= Thomas Juvenal =

Thomas Juvenal (died 1309) was the first known Common Serjeant of London, an ancient British legal office, first recorded with his appointment in 1291, and which is the second most senior permanent judge in London after the Recorder of London, acting as deputy to that office, and sitting as a judge in the trial of criminal offences.

On 3 May 1291, during the reign of Edward I, and "...in the presence of Ralph de Sandwych, Warden; Gregory de Rokele, Stephen Aswy, Robert de Basinge, Ralph le Blound, William de Farndon, Richard Aswy, John le Blound, Nicholas de Winchester, William de Bettoyne, Adam de Foleham, John de Canterbury, and Walter Hauteyn, Aldermen; Thomas Romeyn and William de Leyre, Sheriffs, Thomas Juvenal was elected by the assent of the foregoing to the office of Common Serjeant of London, and sworn well and faithfully to perform that office, &c."

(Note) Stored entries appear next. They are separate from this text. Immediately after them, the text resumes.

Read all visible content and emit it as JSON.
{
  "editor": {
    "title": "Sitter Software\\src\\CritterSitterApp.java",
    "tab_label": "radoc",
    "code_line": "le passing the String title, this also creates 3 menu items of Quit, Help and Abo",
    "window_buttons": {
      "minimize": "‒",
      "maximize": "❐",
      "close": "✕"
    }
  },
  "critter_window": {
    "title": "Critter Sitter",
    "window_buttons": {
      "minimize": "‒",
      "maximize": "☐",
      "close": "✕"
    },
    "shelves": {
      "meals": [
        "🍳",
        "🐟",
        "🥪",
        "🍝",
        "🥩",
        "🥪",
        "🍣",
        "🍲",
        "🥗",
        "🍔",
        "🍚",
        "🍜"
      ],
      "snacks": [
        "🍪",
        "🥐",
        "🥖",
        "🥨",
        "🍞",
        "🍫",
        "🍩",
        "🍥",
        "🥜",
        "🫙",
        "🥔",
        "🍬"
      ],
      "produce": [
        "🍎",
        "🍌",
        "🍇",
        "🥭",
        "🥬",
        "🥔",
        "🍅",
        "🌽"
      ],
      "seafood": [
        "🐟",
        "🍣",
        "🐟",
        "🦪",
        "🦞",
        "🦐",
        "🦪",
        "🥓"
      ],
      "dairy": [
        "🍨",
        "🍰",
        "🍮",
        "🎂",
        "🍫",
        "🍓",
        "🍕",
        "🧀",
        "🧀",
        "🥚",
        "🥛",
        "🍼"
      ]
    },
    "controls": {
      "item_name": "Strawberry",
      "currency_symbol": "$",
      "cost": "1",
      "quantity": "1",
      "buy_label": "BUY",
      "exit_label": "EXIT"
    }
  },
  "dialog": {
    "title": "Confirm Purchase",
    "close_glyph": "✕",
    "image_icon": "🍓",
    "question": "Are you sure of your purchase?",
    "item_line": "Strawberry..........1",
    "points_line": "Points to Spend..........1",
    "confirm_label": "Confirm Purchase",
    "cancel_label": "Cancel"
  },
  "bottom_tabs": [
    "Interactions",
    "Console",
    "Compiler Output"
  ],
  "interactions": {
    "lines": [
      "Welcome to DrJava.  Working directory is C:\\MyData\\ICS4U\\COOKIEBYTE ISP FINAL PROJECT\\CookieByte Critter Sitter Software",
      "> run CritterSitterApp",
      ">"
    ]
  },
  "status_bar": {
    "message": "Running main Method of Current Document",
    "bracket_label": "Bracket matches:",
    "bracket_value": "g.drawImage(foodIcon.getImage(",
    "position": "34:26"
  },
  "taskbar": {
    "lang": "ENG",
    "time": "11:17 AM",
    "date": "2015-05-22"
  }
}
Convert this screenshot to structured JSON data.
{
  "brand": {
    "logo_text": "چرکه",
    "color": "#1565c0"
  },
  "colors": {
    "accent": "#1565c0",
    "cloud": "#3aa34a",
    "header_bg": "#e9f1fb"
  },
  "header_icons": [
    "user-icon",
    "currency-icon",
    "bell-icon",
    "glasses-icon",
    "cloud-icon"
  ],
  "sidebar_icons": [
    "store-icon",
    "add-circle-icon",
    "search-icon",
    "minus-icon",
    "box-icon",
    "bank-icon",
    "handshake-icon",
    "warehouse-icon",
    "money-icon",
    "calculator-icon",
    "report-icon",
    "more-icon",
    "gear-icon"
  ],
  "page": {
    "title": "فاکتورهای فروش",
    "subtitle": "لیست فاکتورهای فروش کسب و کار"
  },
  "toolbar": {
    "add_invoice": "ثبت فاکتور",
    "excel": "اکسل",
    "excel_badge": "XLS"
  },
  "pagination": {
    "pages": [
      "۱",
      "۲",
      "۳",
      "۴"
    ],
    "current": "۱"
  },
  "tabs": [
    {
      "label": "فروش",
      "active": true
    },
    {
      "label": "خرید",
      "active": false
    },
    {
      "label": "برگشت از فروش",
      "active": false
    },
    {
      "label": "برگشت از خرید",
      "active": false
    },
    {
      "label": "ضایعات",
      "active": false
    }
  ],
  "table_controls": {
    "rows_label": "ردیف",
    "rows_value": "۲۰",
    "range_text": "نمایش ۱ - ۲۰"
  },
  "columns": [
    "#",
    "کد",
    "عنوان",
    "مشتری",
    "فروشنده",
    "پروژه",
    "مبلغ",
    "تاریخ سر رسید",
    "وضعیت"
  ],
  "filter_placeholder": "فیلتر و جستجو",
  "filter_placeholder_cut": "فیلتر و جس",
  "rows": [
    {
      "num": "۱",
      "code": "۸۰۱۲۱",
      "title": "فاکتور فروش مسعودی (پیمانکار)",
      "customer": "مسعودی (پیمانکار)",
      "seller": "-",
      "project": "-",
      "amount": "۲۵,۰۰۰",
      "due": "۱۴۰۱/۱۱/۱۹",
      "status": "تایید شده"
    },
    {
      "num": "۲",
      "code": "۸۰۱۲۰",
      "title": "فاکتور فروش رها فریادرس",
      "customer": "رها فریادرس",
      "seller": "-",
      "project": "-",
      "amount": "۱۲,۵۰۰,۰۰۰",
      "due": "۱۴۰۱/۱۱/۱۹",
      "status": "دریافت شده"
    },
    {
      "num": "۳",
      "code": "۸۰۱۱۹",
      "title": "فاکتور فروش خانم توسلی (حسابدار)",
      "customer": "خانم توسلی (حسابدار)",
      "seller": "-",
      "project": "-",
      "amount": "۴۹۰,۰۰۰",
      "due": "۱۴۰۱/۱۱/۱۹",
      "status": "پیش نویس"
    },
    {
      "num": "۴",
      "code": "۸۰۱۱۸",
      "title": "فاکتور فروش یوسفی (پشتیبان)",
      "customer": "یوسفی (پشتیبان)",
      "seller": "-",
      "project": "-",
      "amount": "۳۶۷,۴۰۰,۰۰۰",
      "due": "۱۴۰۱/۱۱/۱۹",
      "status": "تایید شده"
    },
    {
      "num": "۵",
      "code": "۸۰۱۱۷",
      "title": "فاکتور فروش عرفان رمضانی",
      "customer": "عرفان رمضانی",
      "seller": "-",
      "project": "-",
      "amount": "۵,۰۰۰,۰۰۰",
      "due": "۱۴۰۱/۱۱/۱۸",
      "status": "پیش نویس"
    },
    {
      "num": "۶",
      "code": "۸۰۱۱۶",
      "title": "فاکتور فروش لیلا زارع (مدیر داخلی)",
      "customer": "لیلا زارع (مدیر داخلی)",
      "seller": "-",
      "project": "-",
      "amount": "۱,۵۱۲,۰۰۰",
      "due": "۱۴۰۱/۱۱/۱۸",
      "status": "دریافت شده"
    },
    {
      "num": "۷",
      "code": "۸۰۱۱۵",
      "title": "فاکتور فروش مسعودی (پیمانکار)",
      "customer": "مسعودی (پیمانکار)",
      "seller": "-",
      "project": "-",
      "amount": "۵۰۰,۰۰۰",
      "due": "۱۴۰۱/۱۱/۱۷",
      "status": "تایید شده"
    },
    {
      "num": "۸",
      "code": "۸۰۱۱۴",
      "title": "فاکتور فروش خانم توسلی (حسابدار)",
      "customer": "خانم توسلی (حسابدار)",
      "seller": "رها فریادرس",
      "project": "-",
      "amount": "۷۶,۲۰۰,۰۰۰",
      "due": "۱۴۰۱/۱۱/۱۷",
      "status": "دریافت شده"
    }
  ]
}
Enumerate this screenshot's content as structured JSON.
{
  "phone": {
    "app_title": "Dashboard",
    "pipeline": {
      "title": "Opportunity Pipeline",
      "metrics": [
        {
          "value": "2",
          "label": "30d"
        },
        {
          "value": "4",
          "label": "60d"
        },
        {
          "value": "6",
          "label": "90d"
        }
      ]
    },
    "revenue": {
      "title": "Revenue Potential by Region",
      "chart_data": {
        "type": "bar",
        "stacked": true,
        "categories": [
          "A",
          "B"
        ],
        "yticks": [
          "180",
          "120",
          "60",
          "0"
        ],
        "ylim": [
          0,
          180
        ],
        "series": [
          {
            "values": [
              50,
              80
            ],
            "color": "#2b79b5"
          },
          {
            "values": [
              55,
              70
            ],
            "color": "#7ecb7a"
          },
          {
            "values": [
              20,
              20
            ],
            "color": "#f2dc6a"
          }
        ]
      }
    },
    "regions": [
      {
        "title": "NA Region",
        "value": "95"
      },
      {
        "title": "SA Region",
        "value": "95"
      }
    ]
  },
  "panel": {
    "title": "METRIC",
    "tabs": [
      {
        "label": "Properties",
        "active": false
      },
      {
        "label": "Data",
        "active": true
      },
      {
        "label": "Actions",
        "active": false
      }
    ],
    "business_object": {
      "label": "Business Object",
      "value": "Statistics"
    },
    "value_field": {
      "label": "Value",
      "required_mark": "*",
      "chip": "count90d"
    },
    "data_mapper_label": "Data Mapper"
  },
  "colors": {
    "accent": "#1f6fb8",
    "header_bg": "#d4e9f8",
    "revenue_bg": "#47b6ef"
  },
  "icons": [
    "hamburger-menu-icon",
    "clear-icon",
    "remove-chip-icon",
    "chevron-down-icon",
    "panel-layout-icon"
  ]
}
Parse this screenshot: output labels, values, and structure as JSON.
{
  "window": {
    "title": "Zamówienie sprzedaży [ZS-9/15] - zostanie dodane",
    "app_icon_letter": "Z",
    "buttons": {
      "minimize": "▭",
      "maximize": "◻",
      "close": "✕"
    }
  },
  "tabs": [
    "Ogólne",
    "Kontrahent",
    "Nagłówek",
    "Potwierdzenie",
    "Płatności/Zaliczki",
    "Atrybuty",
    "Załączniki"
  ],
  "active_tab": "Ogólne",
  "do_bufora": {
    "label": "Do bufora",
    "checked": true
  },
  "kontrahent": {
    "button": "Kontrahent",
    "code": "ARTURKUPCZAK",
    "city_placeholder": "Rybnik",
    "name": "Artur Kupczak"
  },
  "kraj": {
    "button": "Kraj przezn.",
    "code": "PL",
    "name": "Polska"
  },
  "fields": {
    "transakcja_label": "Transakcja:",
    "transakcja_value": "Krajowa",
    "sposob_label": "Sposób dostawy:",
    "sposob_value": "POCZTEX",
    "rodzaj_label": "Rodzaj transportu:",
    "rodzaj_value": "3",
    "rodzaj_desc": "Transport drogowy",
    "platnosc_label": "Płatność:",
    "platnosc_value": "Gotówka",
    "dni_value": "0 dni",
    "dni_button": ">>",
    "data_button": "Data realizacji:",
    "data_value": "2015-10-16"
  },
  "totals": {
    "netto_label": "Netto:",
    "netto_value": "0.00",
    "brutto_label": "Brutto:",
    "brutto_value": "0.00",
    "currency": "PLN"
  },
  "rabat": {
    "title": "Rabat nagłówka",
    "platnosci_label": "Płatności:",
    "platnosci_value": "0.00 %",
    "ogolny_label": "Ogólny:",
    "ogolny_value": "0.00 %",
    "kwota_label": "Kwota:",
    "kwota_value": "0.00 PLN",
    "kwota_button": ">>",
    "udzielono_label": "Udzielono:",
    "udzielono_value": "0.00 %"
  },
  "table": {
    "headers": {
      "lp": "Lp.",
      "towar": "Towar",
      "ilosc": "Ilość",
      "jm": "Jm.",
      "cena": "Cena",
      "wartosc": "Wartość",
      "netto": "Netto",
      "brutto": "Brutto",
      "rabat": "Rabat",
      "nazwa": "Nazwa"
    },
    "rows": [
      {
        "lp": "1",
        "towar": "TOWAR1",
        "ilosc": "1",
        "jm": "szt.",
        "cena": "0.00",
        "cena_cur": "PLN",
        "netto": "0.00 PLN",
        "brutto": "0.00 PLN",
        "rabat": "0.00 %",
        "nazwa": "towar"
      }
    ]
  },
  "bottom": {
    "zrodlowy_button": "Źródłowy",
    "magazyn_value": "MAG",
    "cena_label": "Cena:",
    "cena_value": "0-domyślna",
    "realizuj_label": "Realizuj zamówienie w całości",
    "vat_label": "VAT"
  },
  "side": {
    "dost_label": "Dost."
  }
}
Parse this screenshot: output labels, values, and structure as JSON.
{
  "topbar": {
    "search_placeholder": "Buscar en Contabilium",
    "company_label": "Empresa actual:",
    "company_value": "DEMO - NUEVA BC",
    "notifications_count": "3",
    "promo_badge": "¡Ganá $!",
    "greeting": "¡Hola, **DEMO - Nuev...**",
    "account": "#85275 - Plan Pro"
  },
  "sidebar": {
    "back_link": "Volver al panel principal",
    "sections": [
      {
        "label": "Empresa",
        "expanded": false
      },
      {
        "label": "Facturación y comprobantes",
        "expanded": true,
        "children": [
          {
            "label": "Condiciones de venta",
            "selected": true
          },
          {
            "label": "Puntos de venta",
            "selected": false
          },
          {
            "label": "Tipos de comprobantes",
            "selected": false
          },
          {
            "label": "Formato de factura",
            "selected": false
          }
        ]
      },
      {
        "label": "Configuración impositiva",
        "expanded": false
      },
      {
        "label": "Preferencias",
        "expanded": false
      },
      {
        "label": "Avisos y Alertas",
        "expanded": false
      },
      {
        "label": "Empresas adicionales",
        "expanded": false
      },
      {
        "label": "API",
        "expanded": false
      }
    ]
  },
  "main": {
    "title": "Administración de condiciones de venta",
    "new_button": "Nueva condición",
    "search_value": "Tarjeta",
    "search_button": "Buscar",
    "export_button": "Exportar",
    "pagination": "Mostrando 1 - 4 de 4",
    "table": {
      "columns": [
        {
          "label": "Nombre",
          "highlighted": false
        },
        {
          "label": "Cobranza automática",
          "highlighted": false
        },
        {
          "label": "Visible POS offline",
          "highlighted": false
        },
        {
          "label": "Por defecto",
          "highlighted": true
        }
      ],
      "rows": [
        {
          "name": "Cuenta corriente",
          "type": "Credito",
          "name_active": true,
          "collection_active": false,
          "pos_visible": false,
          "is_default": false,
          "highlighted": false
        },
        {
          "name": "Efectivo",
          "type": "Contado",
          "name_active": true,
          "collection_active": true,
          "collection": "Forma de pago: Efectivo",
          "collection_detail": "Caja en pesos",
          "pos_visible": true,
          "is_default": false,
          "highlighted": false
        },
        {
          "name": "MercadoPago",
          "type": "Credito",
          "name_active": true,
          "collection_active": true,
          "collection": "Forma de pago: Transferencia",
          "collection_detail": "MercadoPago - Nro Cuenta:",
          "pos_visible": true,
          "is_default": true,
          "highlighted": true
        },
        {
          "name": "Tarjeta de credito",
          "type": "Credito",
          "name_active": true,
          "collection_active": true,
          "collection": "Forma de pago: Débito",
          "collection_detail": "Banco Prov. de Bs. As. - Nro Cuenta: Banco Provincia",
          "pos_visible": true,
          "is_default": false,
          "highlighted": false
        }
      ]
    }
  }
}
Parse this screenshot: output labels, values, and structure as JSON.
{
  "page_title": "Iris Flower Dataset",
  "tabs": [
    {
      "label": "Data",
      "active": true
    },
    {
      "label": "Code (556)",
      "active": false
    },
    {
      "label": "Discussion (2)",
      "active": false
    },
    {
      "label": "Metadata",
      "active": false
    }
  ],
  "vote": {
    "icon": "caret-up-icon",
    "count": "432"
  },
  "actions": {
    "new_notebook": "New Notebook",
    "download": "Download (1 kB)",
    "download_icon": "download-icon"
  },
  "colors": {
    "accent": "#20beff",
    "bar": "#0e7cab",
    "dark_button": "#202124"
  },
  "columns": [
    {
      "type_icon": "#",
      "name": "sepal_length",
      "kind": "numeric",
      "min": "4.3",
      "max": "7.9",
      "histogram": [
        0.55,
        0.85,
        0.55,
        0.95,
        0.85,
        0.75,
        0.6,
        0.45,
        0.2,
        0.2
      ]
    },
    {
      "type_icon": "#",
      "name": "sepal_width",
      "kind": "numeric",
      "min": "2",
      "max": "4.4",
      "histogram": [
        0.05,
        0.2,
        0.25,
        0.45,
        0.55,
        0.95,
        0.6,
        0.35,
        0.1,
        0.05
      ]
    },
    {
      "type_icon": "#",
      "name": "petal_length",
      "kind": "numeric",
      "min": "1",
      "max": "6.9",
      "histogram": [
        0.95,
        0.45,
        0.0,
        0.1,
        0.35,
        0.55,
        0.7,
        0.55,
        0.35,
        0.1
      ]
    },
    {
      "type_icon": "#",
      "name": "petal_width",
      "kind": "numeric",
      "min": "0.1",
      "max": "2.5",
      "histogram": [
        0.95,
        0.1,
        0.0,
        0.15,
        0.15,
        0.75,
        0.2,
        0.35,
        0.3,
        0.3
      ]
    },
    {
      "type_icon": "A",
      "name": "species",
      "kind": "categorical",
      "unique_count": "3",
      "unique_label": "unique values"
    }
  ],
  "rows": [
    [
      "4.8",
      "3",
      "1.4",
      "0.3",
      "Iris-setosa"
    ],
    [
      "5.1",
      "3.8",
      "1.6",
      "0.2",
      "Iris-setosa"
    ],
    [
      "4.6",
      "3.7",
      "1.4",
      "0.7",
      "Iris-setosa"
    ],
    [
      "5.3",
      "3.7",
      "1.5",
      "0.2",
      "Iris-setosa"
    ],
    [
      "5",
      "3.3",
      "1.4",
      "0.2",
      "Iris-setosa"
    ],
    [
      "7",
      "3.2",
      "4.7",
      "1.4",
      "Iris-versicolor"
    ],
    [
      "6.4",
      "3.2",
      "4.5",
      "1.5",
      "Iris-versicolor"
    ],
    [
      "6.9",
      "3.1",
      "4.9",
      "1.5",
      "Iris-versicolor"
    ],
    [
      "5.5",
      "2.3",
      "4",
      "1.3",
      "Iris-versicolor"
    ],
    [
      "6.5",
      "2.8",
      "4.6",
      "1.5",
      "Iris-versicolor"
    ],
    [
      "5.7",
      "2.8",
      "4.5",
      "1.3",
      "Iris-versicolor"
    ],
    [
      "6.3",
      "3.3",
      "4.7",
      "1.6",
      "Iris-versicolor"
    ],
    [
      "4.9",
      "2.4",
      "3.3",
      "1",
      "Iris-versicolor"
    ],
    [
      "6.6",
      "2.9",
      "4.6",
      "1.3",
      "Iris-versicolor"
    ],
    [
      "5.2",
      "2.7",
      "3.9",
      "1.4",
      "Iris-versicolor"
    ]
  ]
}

On his death in 1309 King Edward II and his favourite Piers Gavestone requested that the position be given to John Albon; the request not being received in time, the Mayor, Aldermen, and Sheriffs of the City of London instead gave the office to Thomas de Kent, a Serjeant-at-Mace.

His widow, Alice, died in 1318, and left property to the church of St Agnes in Aldersgate.